男と女がいい関係を保つには『重ねること』が大きな要諦ではないかと以前から考えている。

男が女を好きになったら、相手を見ることから始まる。男が一方的に見るだけではダメで、女も男に関心をもち見つめ返してきて初めて関係がスタートする。これは「目」を重ねること。

次に、親しくなるために「言葉」を重ねようとする。デートに誘って楽しい会話が弾む。

会話は「声」を重ねることにもなる。声は異性のセクシャル・ポイントで、これでかなり相性が決まる。カラオケのデュエットが気持ちいいのはそのためである。

 更に関係が進展すると、「唇」を重ね、「体」を重ね合うことになる。

 

 結婚するということは、相手と「人生」を重ねること。お互いの時間も空間もひとつ屋根の下で重ね合うことが結婚である。

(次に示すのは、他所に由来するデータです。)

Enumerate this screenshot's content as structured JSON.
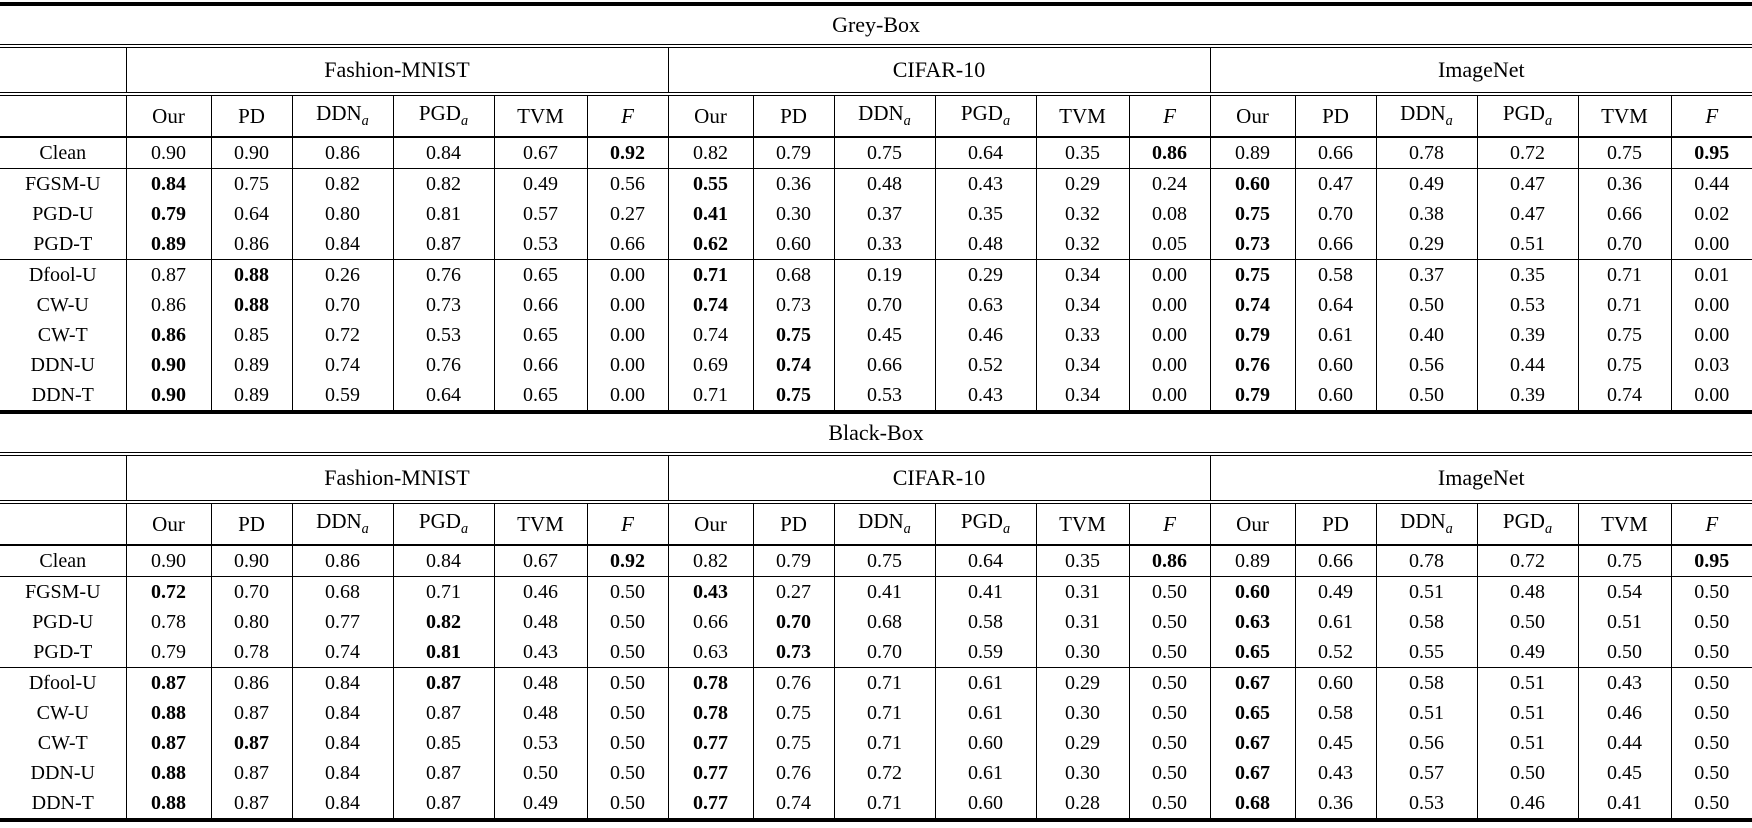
{
  "page": {
    "background": "#ffffff",
    "text_color": "#000000",
    "line_color": "#000000"
  },
  "sections": [
    {
      "title": "Grey-Box",
      "datasets": [
        "Fashion-MNIST",
        "CIFAR-10",
        "ImageNet"
      ],
      "columns": [
        {
          "label": "Our"
        },
        {
          "label": "PD"
        },
        {
          "label": "DDN",
          "sub": "a"
        },
        {
          "label": "PGD",
          "sub": "a"
        },
        {
          "label": "TVM"
        },
        {
          "label": "F",
          "italic": true
        }
      ],
      "rule_after_rows": [
        0,
        3
      ],
      "rows": [
        {
          "label": "Clean",
          "values": [
            "0.90",
            "0.90",
            "0.86",
            "0.84",
            "0.67",
            "0.92",
            "0.82",
            "0.79",
            "0.75",
            "0.64",
            "0.35",
            "0.86",
            "0.89",
            "0.66",
            "0.78",
            "0.72",
            "0.75",
            "0.95"
          ],
          "bold": [
            5,
            11,
            17
          ]
        },
        {
          "label": "FGSM-U",
          "values": [
            "0.84",
            "0.75",
            "0.82",
            "0.82",
            "0.49",
            "0.56",
            "0.55",
            "0.36",
            "0.48",
            "0.43",
            "0.29",
            "0.24",
            "0.60",
            "0.47",
            "0.49",
            "0.47",
            "0.36",
            "0.44"
          ],
          "bold": [
            0,
            6,
            12
          ]
        },
        {
          "label": "PGD-U",
          "values": [
            "0.79",
            "0.64",
            "0.80",
            "0.81",
            "0.57",
            "0.27",
            "0.41",
            "0.30",
            "0.37",
            "0.35",
            "0.32",
            "0.08",
            "0.75",
            "0.70",
            "0.38",
            "0.47",
            "0.66",
            "0.02"
          ],
          "bold": [
            0,
            6,
            12
          ]
        },
        {
          "label": "PGD-T",
          "values": [
            "0.89",
            "0.86",
            "0.84",
            "0.87",
            "0.53",
            "0.66",
            "0.62",
            "0.60",
            "0.33",
            "0.48",
            "0.32",
            "0.05",
            "0.73",
            "0.66",
            "0.29",
            "0.51",
            "0.70",
            "0.00"
          ],
          "bold": [
            0,
            6,
            12
          ]
        },
        {
          "label": "Dfool-U",
          "values": [
            "0.87",
            "0.88",
            "0.26",
            "0.76",
            "0.65",
            "0.00",
            "0.71",
            "0.68",
            "0.19",
            "0.29",
            "0.34",
            "0.00",
            "0.75",
            "0.58",
            "0.37",
            "0.35",
            "0.71",
            "0.01"
          ],
          "bold": [
            1,
            6,
            12
          ]
        },
        {
          "label": "CW-U",
          "values": [
            "0.86",
            "0.88",
            "0.70",
            "0.73",
            "0.66",
            "0.00",
            "0.74",
            "0.73",
            "0.70",
            "0.63",
            "0.34",
            "0.00",
            "0.74",
            "0.64",
            "0.50",
            "0.53",
            "0.71",
            "0.00"
          ],
          "bold": [
            1,
            6,
            12
          ]
        },
        {
          "label": "CW-T",
          "values": [
            "0.86",
            "0.85",
            "0.72",
            "0.53",
            "0.65",
            "0.00",
            "0.74",
            "0.75",
            "0.45",
            "0.46",
            "0.33",
            "0.00",
            "0.79",
            "0.61",
            "0.40",
            "0.39",
            "0.75",
            "0.00"
          ],
          "bold": [
            0,
            7,
            12
          ]
        },
        {
          "label": "DDN-U",
          "values": [
            "0.90",
            "0.89",
            "0.74",
            "0.76",
            "0.66",
            "0.00",
            "0.69",
            "0.74",
            "0.66",
            "0.52",
            "0.34",
            "0.00",
            "0.76",
            "0.60",
            "0.56",
            "0.44",
            "0.75",
            "0.03"
          ],
          "bold": [
            0,
            7,
            12
          ]
        },
        {
          "label": "DDN-T",
          "values": [
            "0.90",
            "0.89",
            "0.59",
            "0.64",
            "0.65",
            "0.00",
            "0.71",
            "0.75",
            "0.53",
            "0.43",
            "0.34",
            "0.00",
            "0.79",
            "0.60",
            "0.50",
            "0.39",
            "0.74",
            "0.00"
          ],
          "bold": [
            0,
            7,
            12
          ]
        }
      ]
    },
    {
      "title": "Black-Box",
      "datasets": [
        "Fashion-MNIST",
        "CIFAR-10",
        "ImageNet"
      ],
      "columns": [
        {
          "label": "Our"
        },
        {
          "label": "PD"
        },
        {
          "label": "DDN",
          "sub": "a"
        },
        {
          "label": "PGD",
          "sub": "a"
        },
        {
          "label": "TVM"
        },
        {
          "label": "F",
          "italic": true
        }
      ],
      "rule_after_rows": [
        0,
        3
      ],
      "rows": [
        {
          "label": "Clean",
          "values": [
            "0.90",
            "0.90",
            "0.86",
            "0.84",
            "0.67",
            "0.92",
            "0.82",
            "0.79",
            "0.75",
            "0.64",
            "0.35",
            "0.86",
            "0.89",
            "0.66",
            "0.78",
            "0.72",
            "0.75",
            "0.95"
          ],
          "bold": [
            5,
            11,
            17
          ]
        },
        {
          "label": "FGSM-U",
          "values": [
            "0.72",
            "0.70",
            "0.68",
            "0.71",
            "0.46",
            "0.50",
            "0.43",
            "0.27",
            "0.41",
            "0.41",
            "0.31",
            "0.50",
            "0.60",
            "0.49",
            "0.51",
            "0.48",
            "0.54",
            "0.50"
          ],
          "bold": [
            0,
            6,
            12
          ]
        },
        {
          "label": "PGD-U",
          "values": [
            "0.78",
            "0.80",
            "0.77",
            "0.82",
            "0.48",
            "0.50",
            "0.66",
            "0.70",
            "0.68",
            "0.58",
            "0.31",
            "0.50",
            "0.63",
            "0.61",
            "0.58",
            "0.50",
            "0.51",
            "0.50"
          ],
          "bold": [
            3,
            7,
            12
          ]
        },
        {
          "label": "PGD-T",
          "values": [
            "0.79",
            "0.78",
            "0.74",
            "0.81",
            "0.43",
            "0.50",
            "0.63",
            "0.73",
            "0.70",
            "0.59",
            "0.30",
            "0.50",
            "0.65",
            "0.52",
            "0.55",
            "0.49",
            "0.50",
            "0.50"
          ],
          "bold": [
            3,
            7,
            12
          ]
        },
        {
          "label": "Dfool-U",
          "values": [
            "0.87",
            "0.86",
            "0.84",
            "0.87",
            "0.48",
            "0.50",
            "0.78",
            "0.76",
            "0.71",
            "0.61",
            "0.29",
            "0.50",
            "0.67",
            "0.60",
            "0.58",
            "0.51",
            "0.43",
            "0.50"
          ],
          "bold": [
            0,
            3,
            6,
            12
          ]
        },
        {
          "label": "CW-U",
          "values": [
            "0.88",
            "0.87",
            "0.84",
            "0.87",
            "0.48",
            "0.50",
            "0.78",
            "0.75",
            "0.71",
            "0.61",
            "0.30",
            "0.50",
            "0.65",
            "0.58",
            "0.51",
            "0.51",
            "0.46",
            "0.50"
          ],
          "bold": [
            0,
            6,
            12
          ]
        },
        {
          "label": "CW-T",
          "values": [
            "0.87",
            "0.87",
            "0.84",
            "0.85",
            "0.53",
            "0.50",
            "0.77",
            "0.75",
            "0.71",
            "0.60",
            "0.29",
            "0.50",
            "0.67",
            "0.45",
            "0.56",
            "0.51",
            "0.44",
            "0.50"
          ],
          "bold": [
            0,
            1,
            6,
            12
          ]
        },
        {
          "label": "DDN-U",
          "values": [
            "0.88",
            "0.87",
            "0.84",
            "0.87",
            "0.50",
            "0.50",
            "0.77",
            "0.76",
            "0.72",
            "0.61",
            "0.30",
            "0.50",
            "0.67",
            "0.43",
            "0.57",
            "0.50",
            "0.45",
            "0.50"
          ],
          "bold": [
            0,
            6,
            12
          ]
        },
        {
          "label": "DDN-T",
          "values": [
            "0.88",
            "0.87",
            "0.84",
            "0.87",
            "0.49",
            "0.50",
            "0.77",
            "0.74",
            "0.71",
            "0.60",
            "0.28",
            "0.50",
            "0.68",
            "0.36",
            "0.53",
            "0.46",
            "0.41",
            "0.50"
          ],
          "bold": [
            0,
            6,
            12
          ]
        }
      ]
    }
  ],
  "layout_hints": {
    "label_col_width": 126,
    "group_col_widths": [
      85,
      81,
      101,
      101,
      93,
      81
    ]
  }
}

 私が結婚して大切だと思ったことは、「頭」を重ねること。たとえば子供のことを一緒になって心配し悩む。その繰り返しが夫婦の絆を強くしていく。頭を重ねようとしないと、相手を頼りなく感じ夫婦関係は疎遠になる。

 

 では、ストリップはどうか?

  劇場に入ってステージの踊り子さんを見て気に入る。最初は目を重ねようとする。そしてポラタイムで親しく言葉を重ねようとする。ここまでは一般の恋愛と同じ。出逢った場所が特異なだけで男と女の出会いであることに違いはない。

 ただ言葉を重ねる時間が極めて短いため、一般の恋愛と違い関係は深まりにくい。私のように手紙交換ができると、新たに「文字」を重ねることができ、関係は進展する。

 ストリップの場合、身体に触れることは出来ないので、体を重ねることはできず、それ以上の進展は望めない。

 ただ、私は「心」を重ねたいと思って踊り子さんと接している。それこそが手紙を渡す最終的な目的であり、私が踊り子さんに求める擬似恋愛の究極の姿である。

 

 日々劇場に通いながら、一日一日が大切な「思い出」を重ねているんだなと感じる今日この頃である。